Search This Blog

Sunday 7 January 2018

MARY BLOMFIELD SUFFRAGETTE




                                                                   




                                                   A REAL RUDE SUFFRAGETTE

                                 KING IS GIVEN SHOCK BY REAL RUDE SUFFRAGETTE

London. —The King and Queen held court at Buckingham Palace, and In spite of all precautions a militant suffragette gained access to their presence and caused an Interruption to the presentations. As she was passing the King the suffragette dropped on her knees and shouted: "Your majesty, for God's sake do not use force." The woman was attired in court dress, and her action caused profound astonishment. She continued to admonish the King, but her words were inaudible, as the conductor of the band in the gallery, quick to observe the incident, signaled to the band to play louder, and the woman's voice was drowned. She was removed from the room and handed over to the police. Miss Mary Blomfield, daughter of Lady Sarah Louisa Blomfield, widow of Sir Arthur Blomfield, was the woman who created the sensational scene. Miss Blomfield alone was concerned in the incident, although her sister, who also attended the court, was requested to leave the palace after the occurrence, despite the fact that she took no part in the demonstration. She left without protest. Derby, England—The historic church of Breadsall, dating back to Norman times and containing many priceless relics, was destroyed by fire. Suffragettes are suspected by the authorities, as explosions similar to those caused by the bombs usually employed by the arson squad were heard before the fire 


                                    QUEEN MARY OF TECK'S ATTITUDE

The social issue on which Queen Mary’s silence was most vexing to half her subjects (and most vexing to later historians) was the growing strength of the women’s suffrage movement. The queen had no sympathy for ‘those horrid suffragettes’ and looked with Olympian disdain on their most theatrical gestures to arouse public support and awaken royal empathy. When Emily Wilding Davidson threw herself under the hooves of the king’s Derby horse in 1912, Queen Mary was concerned about the jockey. When Mary Blomfield fell to her knees before her at Buckingham Palace in 1914 and begged Queen Mary to stop the force-feeding of suffragettes who’d gone on hunger strikes in prison, the Queen stepped over her without so much as a change in her facial expression.

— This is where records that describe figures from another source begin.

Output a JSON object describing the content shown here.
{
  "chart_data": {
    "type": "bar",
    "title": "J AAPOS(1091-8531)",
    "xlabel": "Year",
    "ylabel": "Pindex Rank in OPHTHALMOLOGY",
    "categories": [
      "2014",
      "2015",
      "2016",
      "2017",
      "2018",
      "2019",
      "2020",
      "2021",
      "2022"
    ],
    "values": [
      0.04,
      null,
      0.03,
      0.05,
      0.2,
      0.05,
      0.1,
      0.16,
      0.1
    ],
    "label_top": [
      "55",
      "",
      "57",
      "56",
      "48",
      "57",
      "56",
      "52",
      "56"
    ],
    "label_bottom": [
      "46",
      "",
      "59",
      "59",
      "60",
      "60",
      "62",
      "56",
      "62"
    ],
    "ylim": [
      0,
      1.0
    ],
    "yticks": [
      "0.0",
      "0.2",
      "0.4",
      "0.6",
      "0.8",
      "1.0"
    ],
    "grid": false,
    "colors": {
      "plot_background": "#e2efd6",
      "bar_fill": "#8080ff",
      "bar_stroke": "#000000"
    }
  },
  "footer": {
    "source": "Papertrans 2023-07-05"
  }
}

Political agitation such as the suffragettes advocated was anathema to Queen Mary; if her husband was the last of the Edwardians, she was one final breath of the Victorian era, and like Queen Victoria, she considered anyone who agitated against the social givens as someone agitating against society itself. Activists for universal suffrage would have liked nothing better than to secure the sympathy of the foremost woman in the realm, but as the Queen sometimes remarked in her correspondence (negligent Windsor punctuation and all), “Life is not obliging is it.”